Categories: Science News

Tiny genome loops persist in dividing cells, reshaping mitosis understanding

Tiny genome loops persist in dividing cells, reshaping mitosis understanding

Overview: A surprise in the mitotic genome

For decades, scientists believed that as cells prepare to divide, their chromosomes condense into a tightly packed, featureless slate. Once division finished, the genome would gradually reestablish its complex 3D structure to regulate which genes are active in each daughter cell. A groundbreaking study from MIT challenges this long-standing view, showing that tiny, highly connected genome loops—dubbed microcompartments—persist, and even intensify, during mitosis.

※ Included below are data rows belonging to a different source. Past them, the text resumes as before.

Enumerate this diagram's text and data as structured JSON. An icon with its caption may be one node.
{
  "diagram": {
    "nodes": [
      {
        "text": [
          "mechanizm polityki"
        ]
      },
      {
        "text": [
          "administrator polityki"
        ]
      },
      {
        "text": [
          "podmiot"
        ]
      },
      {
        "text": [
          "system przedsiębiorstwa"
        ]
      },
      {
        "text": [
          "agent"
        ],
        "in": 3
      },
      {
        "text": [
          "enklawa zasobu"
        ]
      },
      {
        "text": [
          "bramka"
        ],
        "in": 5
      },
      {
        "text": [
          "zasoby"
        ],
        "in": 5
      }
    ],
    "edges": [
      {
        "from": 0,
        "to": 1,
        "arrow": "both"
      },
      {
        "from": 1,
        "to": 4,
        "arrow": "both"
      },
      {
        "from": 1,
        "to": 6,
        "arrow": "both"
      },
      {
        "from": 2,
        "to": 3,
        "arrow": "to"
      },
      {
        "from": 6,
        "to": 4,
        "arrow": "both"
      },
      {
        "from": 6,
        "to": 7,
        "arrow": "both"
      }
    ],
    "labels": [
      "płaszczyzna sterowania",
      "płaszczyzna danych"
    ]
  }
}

How higher-resolution mapping changed the picture

The MIT team used Region-Capture Micro-C (RC-MC), a high-resolution genome-mapping technique, to examine chromatin architecture with dramatically finer detail than traditional methods. RC-MC focuses on small genome fragments and targeted regions, enabling researchers to detect subtle interactions between regulatory elements and genes that were previously invisible. This approach uncovered a novel class of structures called microcompartments, formed when enhancers and promoters near one another interact and bind tightly in 3D space.

The surprising persistence of microcompartments during mitosis

During mitosis, chromosomes condense to ensure accurate segregation, and larger genome features such as A/B compartments and topologically associating domains (TADs) were known to disappear. The MIT study confirms this loss of broad organization but makes a striking discovery: microcompartments survive, and in fact become more prominent as the cell advances through division. These tiny loops connect regulatory elements and genes even when the genome is most compacted.

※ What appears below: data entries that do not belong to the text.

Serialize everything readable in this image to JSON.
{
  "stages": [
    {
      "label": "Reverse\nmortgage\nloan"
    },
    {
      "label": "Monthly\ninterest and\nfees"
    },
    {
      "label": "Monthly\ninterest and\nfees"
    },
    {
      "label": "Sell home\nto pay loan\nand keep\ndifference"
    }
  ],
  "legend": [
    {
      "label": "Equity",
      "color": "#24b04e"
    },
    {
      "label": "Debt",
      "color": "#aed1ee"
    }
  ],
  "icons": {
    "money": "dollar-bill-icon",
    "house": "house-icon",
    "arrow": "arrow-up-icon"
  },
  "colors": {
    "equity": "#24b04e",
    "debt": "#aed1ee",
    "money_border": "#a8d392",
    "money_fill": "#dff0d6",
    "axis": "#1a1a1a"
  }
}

Why this matters for gene regulation

The presence of microcompartments during mitosis provides a potential mechanism for how cells “remember” regulatory interactions from one cell cycle to the next. As chromosomes condense, compaction brings enhancers and promoters into closer contact, facilitating microcompartment formation. Once cells exit mitosis and enter G1, many of these loops weaken or disappear, suggesting a dynamic but memory-linked system rather than a complete reset.

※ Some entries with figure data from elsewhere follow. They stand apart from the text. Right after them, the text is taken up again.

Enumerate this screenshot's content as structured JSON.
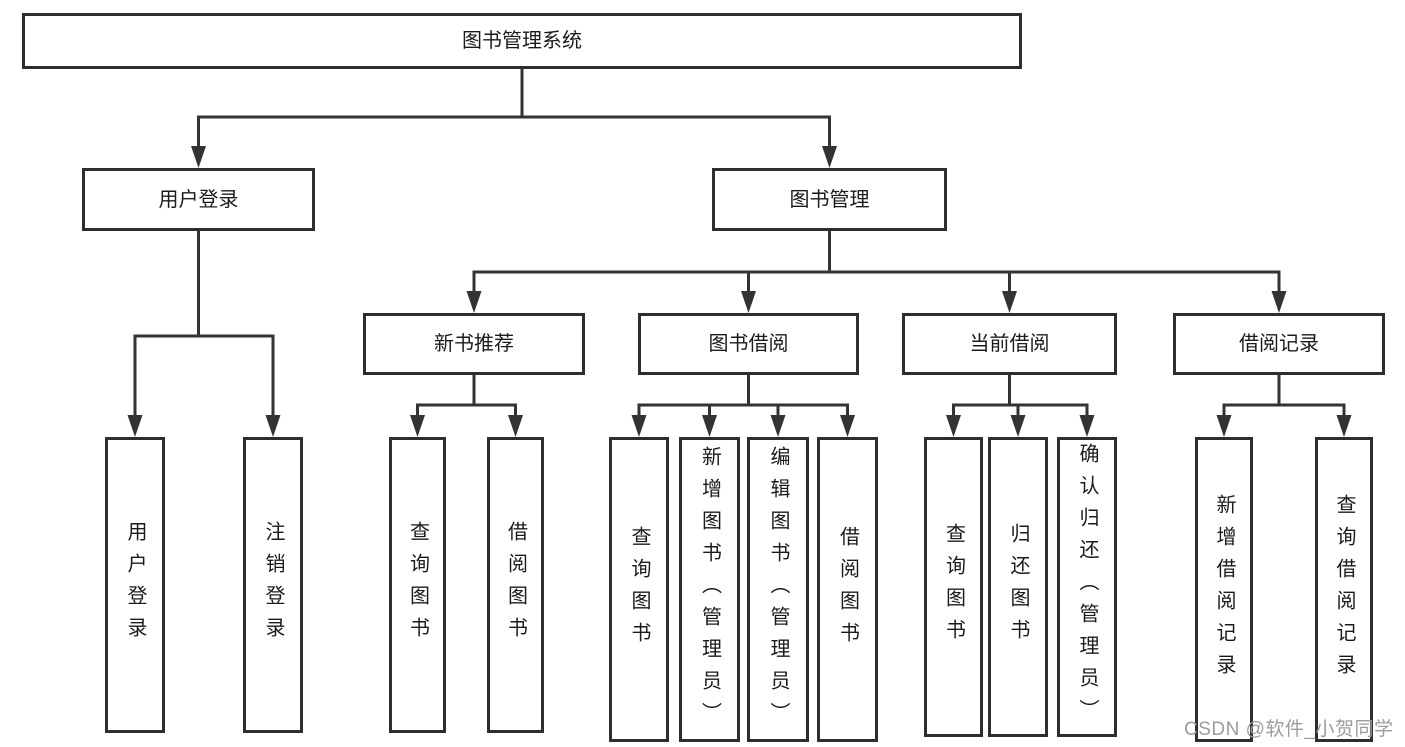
{
  "diagram": {
    "root": {
      "label": "图书管理系统",
      "children": [
        {
          "label": "用户登录",
          "children": [
            {
              "label": "用户登录"
            },
            {
              "label": "注销登录"
            }
          ]
        },
        {
          "label": "图书管理",
          "children": [
            {
              "label": "新书推荐",
              "children": [
                {
                  "label": "查询图书"
                },
                {
                  "label": "借阅图书"
                }
              ]
            },
            {
              "label": "图书借阅",
              "children": [
                {
                  "label": "查询图书"
                },
                {
                  "label": "新增图书（管理员）"
                },
                {
                  "label": "编辑图书（管理员）"
                },
                {
                  "label": "借阅图书"
                }
              ]
            },
            {
              "label": "当前借阅",
              "children": [
                {
                  "label": "查询图书"
                },
                {
                  "label": "归还图书"
                },
                {
                  "label": "确认归还（管理员）"
                }
              ]
            },
            {
              "label": "借阅记录",
              "children": [
                {
                  "label": "新增借阅记录"
                },
                {
                  "label": "查询借阅记录"
                }
              ]
            }
          ]
        }
      ]
    }
  },
  "watermark": {
    "text": "CSDN @软件_小贺同学"
  },
  "colors": {
    "line": "#333333",
    "box_border": "#2e2e2e",
    "text": "#1b1b1b",
    "watermark": "#9c9c9c",
    "background": "#ffffff"
  }
}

Connecting structure to function: a long-standing question

“What we see is that there’s always structure. It never goes away,” says MIT Associate Professor Anders Sejr Hansen. The study helps bridge the gap between 3D genome organization and gene activity, shedding light on how regulatory networks survive the disruptive mitotic process. Co-senior author Edward Banigan and others contributed to a work that positions microcompartments as a key, fine-scale mechanism by which cells regulate transcription across cell cycles.

Implications for biology and medicine

By revealing that microcompartments are maintained or strengthened during mitosis, the findings offer new angles for understanding transcriptional spikes observed near the end of mitosis. Research in the 1960s and later suggested that transcription largely halts during division, with brief resurgences as cells re-enter interphase. The MIT results imply that residual regulatory loops may prime genes for rapid reactivation, influencing how scientists study cell-cycle dynamics and gene expression timing.

Future directions

The team plans to investigate what determines which microcompartments are retained into G1 and how cell size and shape influence 3D genome organization during division. Understanding these rules could illuminate why some regulatory interactions persist across cycles while others are discarded, with potential implications for development and cancer biology where cell-cycle control is disrupted.

Funding for the work came from the NIH, NSF, Broad Institute’s Gene Regulation Observatory, Pew-Steward Scholar Award for Cancer Research, and other supports, underscoring the collaborative effort to map the genome’s hidden architecture at unprecedented resolution.